La mort de Khamenei marque un tournant géopolitique d’une intensité rarement observée depuis la guerre Iran-Irak : elle symbolise l’échec dramatique du projet d’une République islamique résistante face à l’hégémonie occidentale, mais elle pose aussi la question de la recomposition de l’ordre régional — avec des conséquences potentiellement incalculables pour la sécurité mondiale.

Un stratège anti-occidental tombé au champ d’honneur

Homme d’État et religieux, Khamenei avait façonné l’Iran moderne en érigeant l’hostilité envers les États-Unis et Israël en doctrine fondamentale de politique extérieure. De la confrontation ouverte avec Washington à l’appui discret, mais déterminé, aux réseaux militants au Liban, en Syrie et au Yémen, son influence s’étendait bien au-delà du territoire iranien.

Sous sa direction, Téhéran a défié tour à tour les sanctions internationales, intensifié son programme nucléaire (malgré l’accord de 2015) et remporté des succès tactiques tout en accumulant des revers stratégiques. La répression interne des mouvements sociaux, notamment les protestations de 2022, avait également souligné la nature autoritaire et durablement répressive de son régime.

Un vide de pouvoir aux implications incertaines

L’Iran se retrouve désormais plongé dans une période d’incertitude profonde : la Constitution prévoit que l’Assemblée des experts élise un nouveau guide, mais le contexte de guerre et de crise pourrait renforcer l’influence des Gardiens de la révolution (IRGC) ou ouvrir la voie à un leadership collégial. Des voix, y compris dans l’opposition, appellent à des réformes radicales ou à une refondation du système politique.
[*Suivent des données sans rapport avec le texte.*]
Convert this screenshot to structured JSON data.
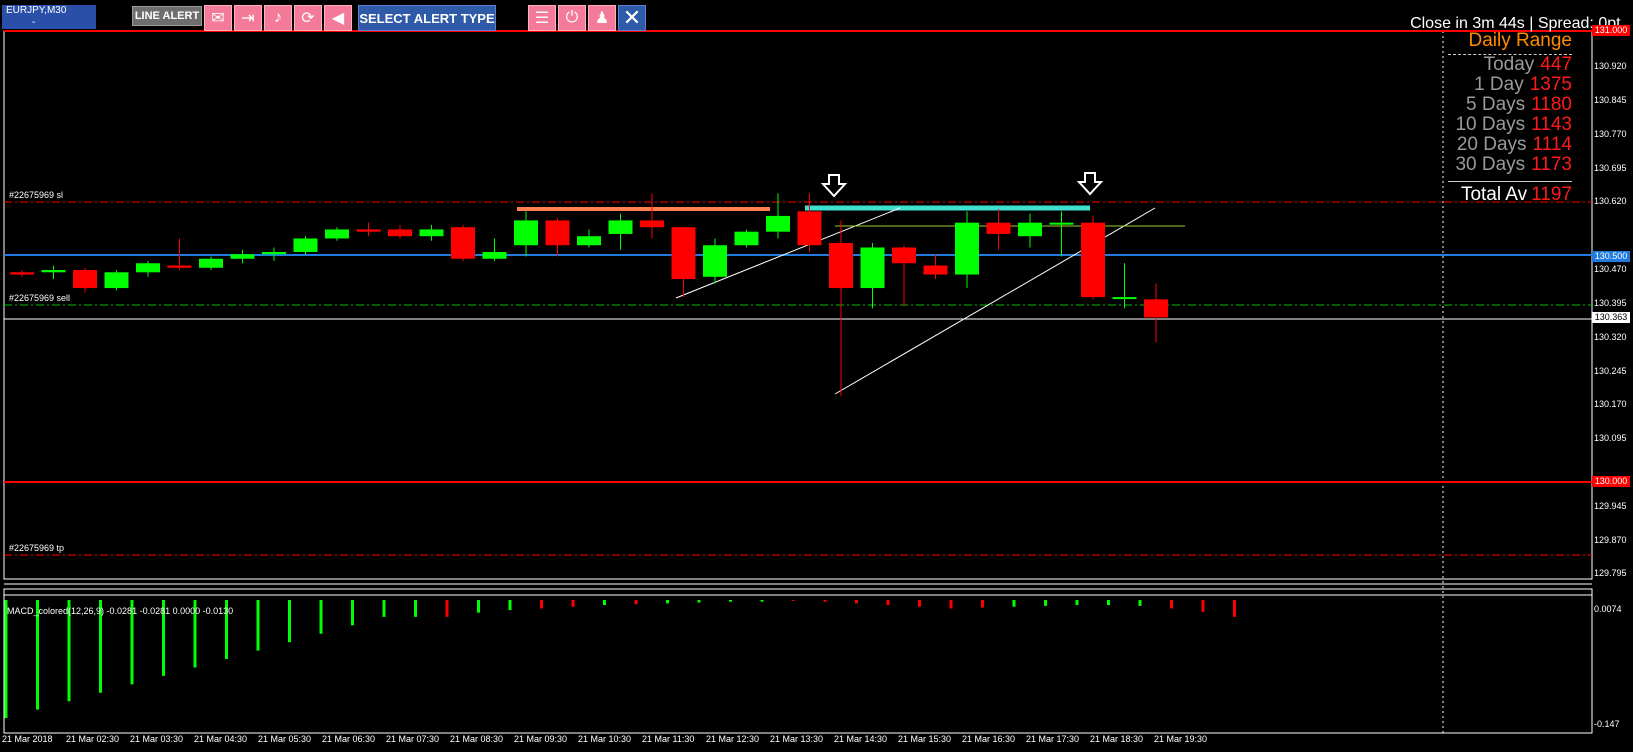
{
  "toolbar": {
    "symbol": "EURJPY,M30",
    "symbol_value": "-",
    "line_alert": "LINE ALERT",
    "select_alert_type": "SELECT ALERT TYPE",
    "icons": [
      "mail-icon",
      "export-icon",
      "music-note-icon",
      "refresh-icon",
      "speaker-icon",
      "list-icon",
      "power-icon",
      "user-icon",
      "close-icon"
    ]
  },
  "status_text": "Close in 3m 44s | Spread: 0pt.",
  "daily_range": {
    "title": "Daily Range",
    "rows": [
      {
        "label": "Today",
        "value": "447"
      },
      {
        "label": "1 Day",
        "value": "1375"
      },
      {
        "label": "5 Days",
        "value": "1180"
      },
      {
        "label": "10 Days",
        "value": "1143"
      },
      {
        "label": "20 Days",
        "value": "1114"
      },
      {
        "label": "30 Days",
        "value": "1173"
      }
    ],
    "total_label": "Total Av",
    "total_value": "1197"
  },
  "order_labels": {
    "sl": "#22675969 sl",
    "sell": "#22675969 sell",
    "tp": "#22675969 tp"
  },
  "price_axis": [
    "130.920",
    "130.845",
    "130.770",
    "130.695",
    "130.620",
    "130.470",
    "130.395",
    "130.320",
    "130.245",
    "130.170",
    "130.095",
    "129.945",
    "129.870",
    "129.795"
  ],
  "price_tags": [
    {
      "value": "131.000",
      "color": "#ff0000"
    },
    {
      "value": "130.500",
      "color": "#1f7be0"
    },
    {
      "value": "130.363",
      "color": "#ffffff"
    },
    {
      "value": "130.000",
      "color": "#ff0000"
    }
  ],
  "macd": {
    "title": "MACD_colored(12,26,9) -0.0281 -0.0281 0.0000 -0.0130",
    "axis_top": "0.0074",
    "axis_bottom": "-0.147",
    "bars": [
      -0.14,
      -0.13,
      -0.12,
      -0.11,
      -0.1,
      -0.09,
      -0.08,
      -0.07,
      -0.06,
      -0.05,
      -0.04,
      -0.03,
      -0.02,
      -0.02,
      -0.02,
      -0.015,
      -0.012,
      -0.01,
      -0.008,
      -0.006,
      -0.005,
      -0.004,
      -0.003,
      -0.002,
      -0.002,
      -0.001,
      -0.002,
      -0.004,
      -0.006,
      -0.008,
      -0.01,
      -0.009,
      -0.008,
      -0.007,
      -0.006,
      -0.006,
      -0.007,
      -0.01,
      -0.014,
      -0.02
    ],
    "bar_colors": [
      "g",
      "g",
      "g",
      "g",
      "g",
      "g",
      "g",
      "g",
      "g",
      "g",
      "g",
      "g",
      "g",
      "g",
      "r",
      "g",
      "g",
      "r",
      "r",
      "g",
      "r",
      "g",
      "g",
      "g",
      "g",
      "r",
      "r",
      "r",
      "r",
      "r",
      "r",
      "r",
      "g",
      "g",
      "g",
      "g",
      "g",
      "r",
      "r",
      "r"
    ]
  },
  "time_axis": [
    "21 Mar 2018",
    "21 Mar 02:30",
    "21 Mar 03:30",
    "21 Mar 04:30",
    "21 Mar 05:30",
    "21 Mar 06:30",
    "21 Mar 07:30",
    "21 Mar 08:30",
    "21 Mar 09:30",
    "21 Mar 10:30",
    "21 Mar 11:30",
    "21 Mar 12:30",
    "21 Mar 13:30",
    "21 Mar 14:30",
    "21 Mar 15:30",
    "21 Mar 16:30",
    "21 Mar 17:30",
    "21 Mar 18:30",
    "21 Mar 19:30"
  ],
  "candles": [
    {
      "o": 130.465,
      "h": 130.47,
      "l": 130.455,
      "c": 130.46
    },
    {
      "o": 130.465,
      "h": 130.48,
      "l": 130.45,
      "c": 130.47
    },
    {
      "o": 130.47,
      "h": 130.475,
      "l": 130.42,
      "c": 130.43
    },
    {
      "o": 130.43,
      "h": 130.47,
      "l": 130.425,
      "c": 130.465
    },
    {
      "o": 130.465,
      "h": 130.49,
      "l": 130.455,
      "c": 130.485
    },
    {
      "o": 130.48,
      "h": 130.54,
      "l": 130.47,
      "c": 130.475
    },
    {
      "o": 130.475,
      "h": 130.5,
      "l": 130.47,
      "c": 130.495
    },
    {
      "o": 130.495,
      "h": 130.515,
      "l": 130.485,
      "c": 130.505
    },
    {
      "o": 130.505,
      "h": 130.52,
      "l": 130.49,
      "c": 130.51
    },
    {
      "o": 130.51,
      "h": 130.545,
      "l": 130.505,
      "c": 130.54
    },
    {
      "o": 130.54,
      "h": 130.565,
      "l": 130.535,
      "c": 130.56
    },
    {
      "o": 130.56,
      "h": 130.575,
      "l": 130.545,
      "c": 130.555
    },
    {
      "o": 130.56,
      "h": 130.57,
      "l": 130.54,
      "c": 130.545
    },
    {
      "o": 130.545,
      "h": 130.57,
      "l": 130.535,
      "c": 130.56
    },
    {
      "o": 130.565,
      "h": 130.57,
      "l": 130.49,
      "c": 130.495
    },
    {
      "o": 130.495,
      "h": 130.54,
      "l": 130.49,
      "c": 130.51
    },
    {
      "o": 130.525,
      "h": 130.6,
      "l": 130.5,
      "c": 130.58
    },
    {
      "o": 130.58,
      "h": 130.585,
      "l": 130.5,
      "c": 130.525
    },
    {
      "o": 130.525,
      "h": 130.56,
      "l": 130.52,
      "c": 130.545
    },
    {
      "o": 130.55,
      "h": 130.595,
      "l": 130.515,
      "c": 130.58
    },
    {
      "o": 130.58,
      "h": 130.64,
      "l": 130.54,
      "c": 130.565
    },
    {
      "o": 130.565,
      "h": 130.56,
      "l": 130.41,
      "c": 130.45
    },
    {
      "o": 130.455,
      "h": 130.54,
      "l": 130.44,
      "c": 130.525
    },
    {
      "o": 130.525,
      "h": 130.56,
      "l": 130.52,
      "c": 130.555
    },
    {
      "o": 130.555,
      "h": 130.64,
      "l": 130.54,
      "c": 130.59
    },
    {
      "o": 130.6,
      "h": 130.64,
      "l": 130.51,
      "c": 130.525
    },
    {
      "o": 130.53,
      "h": 130.58,
      "l": 130.19,
      "c": 130.43
    },
    {
      "o": 130.43,
      "h": 130.53,
      "l": 130.385,
      "c": 130.52
    },
    {
      "o": 130.52,
      "h": 130.525,
      "l": 130.39,
      "c": 130.485
    },
    {
      "o": 130.48,
      "h": 130.505,
      "l": 130.45,
      "c": 130.46
    },
    {
      "o": 130.46,
      "h": 130.6,
      "l": 130.43,
      "c": 130.575
    },
    {
      "o": 130.575,
      "h": 130.605,
      "l": 130.515,
      "c": 130.55
    },
    {
      "o": 130.545,
      "h": 130.595,
      "l": 130.52,
      "c": 130.575
    },
    {
      "o": 130.575,
      "h": 130.6,
      "l": 130.5,
      "c": 130.575
    },
    {
      "o": 130.575,
      "h": 130.59,
      "l": 130.405,
      "c": 130.41
    },
    {
      "o": 130.41,
      "h": 130.485,
      "l": 130.385,
      "c": 130.41
    },
    {
      "o": 130.405,
      "h": 130.44,
      "l": 130.31,
      "c": 130.365
    }
  ]
}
Cette transition est d’autant plus délicate que l’offensive américaine et israélienne n’a pas apaisé les tensions régionales. Au contraire, l’Iran a riposté par des frappes de missiles et de drones contre des positions israéliennes et des bases alliées aux États-Unis dans le Golfe, contribuant à élargir le foyer de conflit.

Un séisme stratégique global

L’élimination de Khamenei représente plus qu’un acte de guerre : elle symbolise la confrontation directe entre un ordre international ancien et les aspirations hégémoniques renouvelées des puissances occidentales. Cette décision, emmenée par Washington et Jérusalem, influence déjà les marchés de l’énergie, stimule les appels à une diplomatie renouvelée et force les capitales de l’Europe et de l’Asie à redéfinir leurs alliances.

Si certains experts y voient une opportunité de transformation politique pour l’Iran, d’autres craignent que ce vide au sommet de la République islamique ne devienne l’étincelle d’un embrasement plus vaste, propulsant la région vers un conflit à multiples fronts.

Dans un monde où les équilibres de puissance sont plus fragiles que jamais, la mort de l’ayatollah Ali Khamenei ne marque pas seulement la fin d’un règne, elle inaugure l’aube incertaine d’une ère stratégique nouvelle.